Second parameter is interesting: it’s the completion handler to call when the load request is complete. This handler is executed on the delegate queue. If you look at my code you can see that I used a structure that is called a closure in Swift. This block of functionality is like a lambda expression in c#. So when the asynchronous dataTask finishes (either with a result or an error) we get it’s current completion result in data and error variables. Inside the completion handler I parse the result json (it’s all about key – values and array casting) in order to get the weather forecast for the next seven days.

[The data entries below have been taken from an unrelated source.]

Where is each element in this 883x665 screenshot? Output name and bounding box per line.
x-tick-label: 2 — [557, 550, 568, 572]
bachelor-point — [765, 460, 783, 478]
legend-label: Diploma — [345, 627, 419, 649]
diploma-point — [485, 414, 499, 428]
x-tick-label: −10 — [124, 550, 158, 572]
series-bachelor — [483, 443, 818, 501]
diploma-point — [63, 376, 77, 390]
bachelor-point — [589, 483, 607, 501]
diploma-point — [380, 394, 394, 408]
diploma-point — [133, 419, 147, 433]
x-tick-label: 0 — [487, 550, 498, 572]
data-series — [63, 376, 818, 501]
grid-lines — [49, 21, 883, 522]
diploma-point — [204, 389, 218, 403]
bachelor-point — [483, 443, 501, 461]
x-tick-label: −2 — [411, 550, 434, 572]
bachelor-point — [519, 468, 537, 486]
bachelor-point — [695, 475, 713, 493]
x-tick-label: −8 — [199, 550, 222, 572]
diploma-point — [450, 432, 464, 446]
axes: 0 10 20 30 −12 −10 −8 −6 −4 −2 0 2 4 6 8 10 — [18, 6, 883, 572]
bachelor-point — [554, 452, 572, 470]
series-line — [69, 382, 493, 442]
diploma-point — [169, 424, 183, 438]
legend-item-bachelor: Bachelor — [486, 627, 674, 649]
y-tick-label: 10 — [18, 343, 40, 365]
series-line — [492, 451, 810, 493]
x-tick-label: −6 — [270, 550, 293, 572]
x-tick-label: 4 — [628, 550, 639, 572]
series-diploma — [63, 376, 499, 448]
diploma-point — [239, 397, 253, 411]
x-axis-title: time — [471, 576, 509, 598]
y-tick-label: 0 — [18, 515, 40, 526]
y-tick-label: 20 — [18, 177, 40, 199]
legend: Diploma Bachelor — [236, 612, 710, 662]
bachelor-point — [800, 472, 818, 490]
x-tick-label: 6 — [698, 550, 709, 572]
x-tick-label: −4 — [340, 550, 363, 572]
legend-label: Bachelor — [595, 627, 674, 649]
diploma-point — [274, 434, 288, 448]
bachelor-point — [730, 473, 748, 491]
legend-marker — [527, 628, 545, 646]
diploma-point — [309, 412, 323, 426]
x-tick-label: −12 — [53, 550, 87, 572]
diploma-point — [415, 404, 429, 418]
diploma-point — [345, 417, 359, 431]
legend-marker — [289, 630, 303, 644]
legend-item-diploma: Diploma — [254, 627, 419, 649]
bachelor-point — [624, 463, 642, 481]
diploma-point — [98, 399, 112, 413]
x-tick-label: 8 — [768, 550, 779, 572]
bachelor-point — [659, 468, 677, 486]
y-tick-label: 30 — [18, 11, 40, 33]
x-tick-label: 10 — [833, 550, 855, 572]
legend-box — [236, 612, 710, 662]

One important thing to know is that you cannot update UI elements from the background thread. You will end up with an error: This application is modifying the autolayout engine from a background thread.

My weather forecast fetch completion event comes from a background thread and is finally raised in ViewController class where if I want to update summary label and set proper weather image. I have to ask DispatchQueue for help:

location!.fetchWeatherForecast
{
	DispatchQueue.main.async(execute: 
	{
		self.setWeather();
	});
}

I’m currently using „summary” field describing whole day conditions, information about the temperature and „icon” field in my application. I’m using VClouds Weather Icons. I added files following the dark sky icon naming convention to my project’s asset catalog. Setting proper image for current weather forecast is now pretty easy:

func getWeatherIcon(_ icon: String) -> UIImage?
{
	let bundle = Bundle(for: type(of: self));
	var weatherIcon = UIImage(named: icon, in: bundle, compatibleWith: self.traitCollection);
		
	if (weatherIcon == nil)
	{
		weatherIcon = UIImage(named: "default", in: bundle, compatibleWith: self.traitCollection);
	}
		
	return weatherIcon;
}

My apps’s screen looks now like this:

I will work on my app’s main screen design and auto layout issues in the next days :) Source code is available in magic hours github project.